This story was originally published on The Deal on Tuesday, March 15.

Activist investor Bill Ackman (pictured) of Pershing Square LP on Tuesday said he planned to take a "proactive role" at Valeant Pharmaceuticals (VRX)  after the drug company's stock price plunged following announcement that it might default on some of its debt.

Valeant's stock price dropped by more than 50% to around $35.09 a share -- significantly lower than its high of about $262 a share in August. Even before Tuesday's major stock drop the activist fund and its friendly investment in Valeant have helped drive Pershing Square to an abysmal -20.5% return net of fees for 2015 and a -19.7% in early 2016, according to a Feb. 29 report.

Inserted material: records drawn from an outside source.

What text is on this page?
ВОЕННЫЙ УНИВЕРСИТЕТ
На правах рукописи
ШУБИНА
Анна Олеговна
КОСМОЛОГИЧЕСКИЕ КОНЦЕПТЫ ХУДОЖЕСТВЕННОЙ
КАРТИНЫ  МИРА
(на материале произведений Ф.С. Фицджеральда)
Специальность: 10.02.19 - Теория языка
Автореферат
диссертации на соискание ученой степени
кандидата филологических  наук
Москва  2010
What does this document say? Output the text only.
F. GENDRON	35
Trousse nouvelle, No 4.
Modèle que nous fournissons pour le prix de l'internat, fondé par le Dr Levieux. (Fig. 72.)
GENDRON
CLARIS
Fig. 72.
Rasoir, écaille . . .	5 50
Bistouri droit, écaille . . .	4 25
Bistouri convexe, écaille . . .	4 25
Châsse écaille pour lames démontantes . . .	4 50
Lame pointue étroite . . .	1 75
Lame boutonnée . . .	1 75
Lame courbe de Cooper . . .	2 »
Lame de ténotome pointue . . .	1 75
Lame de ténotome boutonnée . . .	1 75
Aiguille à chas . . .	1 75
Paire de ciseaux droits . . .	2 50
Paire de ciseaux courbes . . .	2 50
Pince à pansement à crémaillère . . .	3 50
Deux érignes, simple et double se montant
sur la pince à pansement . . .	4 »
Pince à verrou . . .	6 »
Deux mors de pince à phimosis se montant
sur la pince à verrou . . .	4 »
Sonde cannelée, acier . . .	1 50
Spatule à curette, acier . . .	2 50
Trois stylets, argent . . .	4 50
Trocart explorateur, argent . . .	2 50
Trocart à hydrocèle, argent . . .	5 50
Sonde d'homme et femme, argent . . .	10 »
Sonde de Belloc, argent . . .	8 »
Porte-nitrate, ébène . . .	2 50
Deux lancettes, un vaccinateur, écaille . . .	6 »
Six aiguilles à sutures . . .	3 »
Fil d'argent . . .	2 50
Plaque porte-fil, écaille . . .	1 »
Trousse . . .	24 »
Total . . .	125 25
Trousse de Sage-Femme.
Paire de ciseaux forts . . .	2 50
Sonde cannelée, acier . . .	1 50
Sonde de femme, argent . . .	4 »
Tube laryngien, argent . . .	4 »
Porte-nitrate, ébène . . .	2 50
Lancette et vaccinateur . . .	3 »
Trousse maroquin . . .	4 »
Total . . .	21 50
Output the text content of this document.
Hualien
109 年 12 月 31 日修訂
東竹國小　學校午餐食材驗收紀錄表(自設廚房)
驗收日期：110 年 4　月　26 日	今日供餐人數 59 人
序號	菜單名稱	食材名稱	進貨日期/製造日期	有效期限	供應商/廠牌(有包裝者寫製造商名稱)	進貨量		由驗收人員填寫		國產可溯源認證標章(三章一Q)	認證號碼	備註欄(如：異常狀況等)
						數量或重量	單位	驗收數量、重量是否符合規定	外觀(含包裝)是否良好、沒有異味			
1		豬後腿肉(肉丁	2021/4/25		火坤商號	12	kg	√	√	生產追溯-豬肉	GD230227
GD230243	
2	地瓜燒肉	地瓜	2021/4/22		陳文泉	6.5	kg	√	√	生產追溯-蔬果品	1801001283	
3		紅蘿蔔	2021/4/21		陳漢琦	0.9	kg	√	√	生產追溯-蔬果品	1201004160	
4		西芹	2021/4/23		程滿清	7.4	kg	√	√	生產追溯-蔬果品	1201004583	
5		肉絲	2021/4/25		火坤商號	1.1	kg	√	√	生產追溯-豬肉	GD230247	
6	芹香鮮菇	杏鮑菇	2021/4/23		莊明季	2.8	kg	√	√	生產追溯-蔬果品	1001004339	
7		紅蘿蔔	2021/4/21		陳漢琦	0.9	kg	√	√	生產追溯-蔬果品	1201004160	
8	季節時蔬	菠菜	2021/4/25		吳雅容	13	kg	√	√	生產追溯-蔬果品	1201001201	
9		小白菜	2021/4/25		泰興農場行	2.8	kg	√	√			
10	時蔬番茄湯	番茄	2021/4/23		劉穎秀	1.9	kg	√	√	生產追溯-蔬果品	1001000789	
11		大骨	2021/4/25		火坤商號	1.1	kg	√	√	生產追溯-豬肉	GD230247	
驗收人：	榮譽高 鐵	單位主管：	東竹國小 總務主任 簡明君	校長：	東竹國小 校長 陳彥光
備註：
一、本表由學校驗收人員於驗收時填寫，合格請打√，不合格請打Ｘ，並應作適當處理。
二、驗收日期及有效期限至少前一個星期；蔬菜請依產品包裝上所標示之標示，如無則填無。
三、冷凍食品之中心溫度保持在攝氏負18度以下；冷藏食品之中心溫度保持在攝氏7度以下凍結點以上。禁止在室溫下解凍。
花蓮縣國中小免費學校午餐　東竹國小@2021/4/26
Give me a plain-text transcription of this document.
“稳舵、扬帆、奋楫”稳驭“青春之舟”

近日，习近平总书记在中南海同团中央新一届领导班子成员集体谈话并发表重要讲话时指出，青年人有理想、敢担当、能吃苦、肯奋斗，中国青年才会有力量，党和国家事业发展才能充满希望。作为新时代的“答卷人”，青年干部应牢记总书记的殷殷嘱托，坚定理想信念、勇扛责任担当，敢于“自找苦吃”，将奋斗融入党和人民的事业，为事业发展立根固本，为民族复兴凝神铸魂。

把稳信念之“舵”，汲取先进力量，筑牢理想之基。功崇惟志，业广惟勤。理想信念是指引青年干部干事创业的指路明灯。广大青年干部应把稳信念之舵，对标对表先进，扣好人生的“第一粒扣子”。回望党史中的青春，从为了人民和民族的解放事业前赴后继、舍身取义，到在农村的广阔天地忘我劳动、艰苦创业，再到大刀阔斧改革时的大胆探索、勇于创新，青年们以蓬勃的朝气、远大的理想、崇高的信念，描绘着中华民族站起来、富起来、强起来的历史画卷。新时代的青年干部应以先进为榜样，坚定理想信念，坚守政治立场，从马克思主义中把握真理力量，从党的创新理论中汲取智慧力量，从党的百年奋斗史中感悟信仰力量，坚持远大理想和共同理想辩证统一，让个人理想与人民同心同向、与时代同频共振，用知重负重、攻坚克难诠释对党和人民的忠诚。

The initial stock price drop came after short-seller insurgent, Andrew Left of Citron Research, issued an eight-page note on the firm's website in October alleging that there was a secret relationship between Valeant, a mail-order pharmacy called Philidor Rx Services, and a Philidor customer, R&O Pharmacy LLC.

Ackman essentially has been doubling down on his investment in the drug company as the stock has dropped. Last month, Pershing reported hiking its Valeant stake by 5 million shares to 9% from 8.5%, accumulating shares between Feb. 1 and Feb. 5 at prices ranging from $93.25 a share to $97.70 a share. In October, Pershing hiked its Valeant stake to 6.3% from 5.7%. Last week, Valeant increased its board size and added three new directors, including Stephen Fraidin, who joined Pershing Square last year to become vice chairman under Ackman. As of Dec. 31, Pershing Square owned nearly 17 million shares of Valeant.

One activist investor noted Tuesday that Ackman has been making public statements about Valeant and increasing his investment in the hopes that others will rally to follow him into the drug company's shares. However, the investor noted, exactly the opposite has happened. He added that, at the very least, the investment will limit Ackman's ability to launch new insurgency campaigns in the coming months.

Pershing Square has already had to deal with some loss of talent. Partner Paul Hilal, Ackman's former college roommate, left the fund after a ten-year stint. Hilal was a key contributor to the fund and generated the thesis that eventually drove Pershing Square to a successful 2012 campaign against Canadian Pacific Railway Ltd. (CP)

It is unclear what will happen to Ackman's fund and his activist investments in the wake of the stock price drop. In 2014, Ackman, in an attempt to create permanent capital, conducted an IPO for an Amsterdam-listed, publicly-traded closed-end fund whose holdings mirror Pershing Square's portfolio. The investment vehicle, according to a person familiar with the situation, could help Pershing Square limit the damage from Valeant and any potential investor redemptions. A Pershing Square official declined to comment.

Nevertheless, the stock price will likely have a negative impact on the fund's existing insurgency campaigns. According to a February securities filing, as of Dec. 31, Pershing Square held large minority positions in eight companies, including Valeant.

It is possible Pershing Square may need to cut back on its investments and campaigns at some of the other shareholdings, including an insurgency at Zoetis (ZTS - Get Report) and investment in Mondelez (MDLZ - Get Report) . Mondelez has come under pressure to be sold by Nelson Peltz's Trian Management. Ackman is also a director and significant shareholder at Canadian Pacific (CP - Get Report) , which filed a proxy statement recently with a proposal seeking to have Norfolk Southern (NSC - Get Report)  engage in talks over CP's unsolicited $28 billion takeover attempt.

For some Pershing Square investors, the possibility of a default at Valeant carries a sense of déjà vu. Ackman in 2010 sought to fund a Borders buyout of Barnes & Noble Inc. that fell apart after Borders filed for bankruptcy in 2011.

Other funds are struggling with their Valeant investment as well, including at least two other activist-type funds, ValueAct's Jeff Ubben and John Paulson's Paulson & Co., who own large stakes. The investment firm Ruane, Cunniff & Goldfarb recently were accused of negligence for letting Sequoia Fund Inc. accumulate a large Valeant position.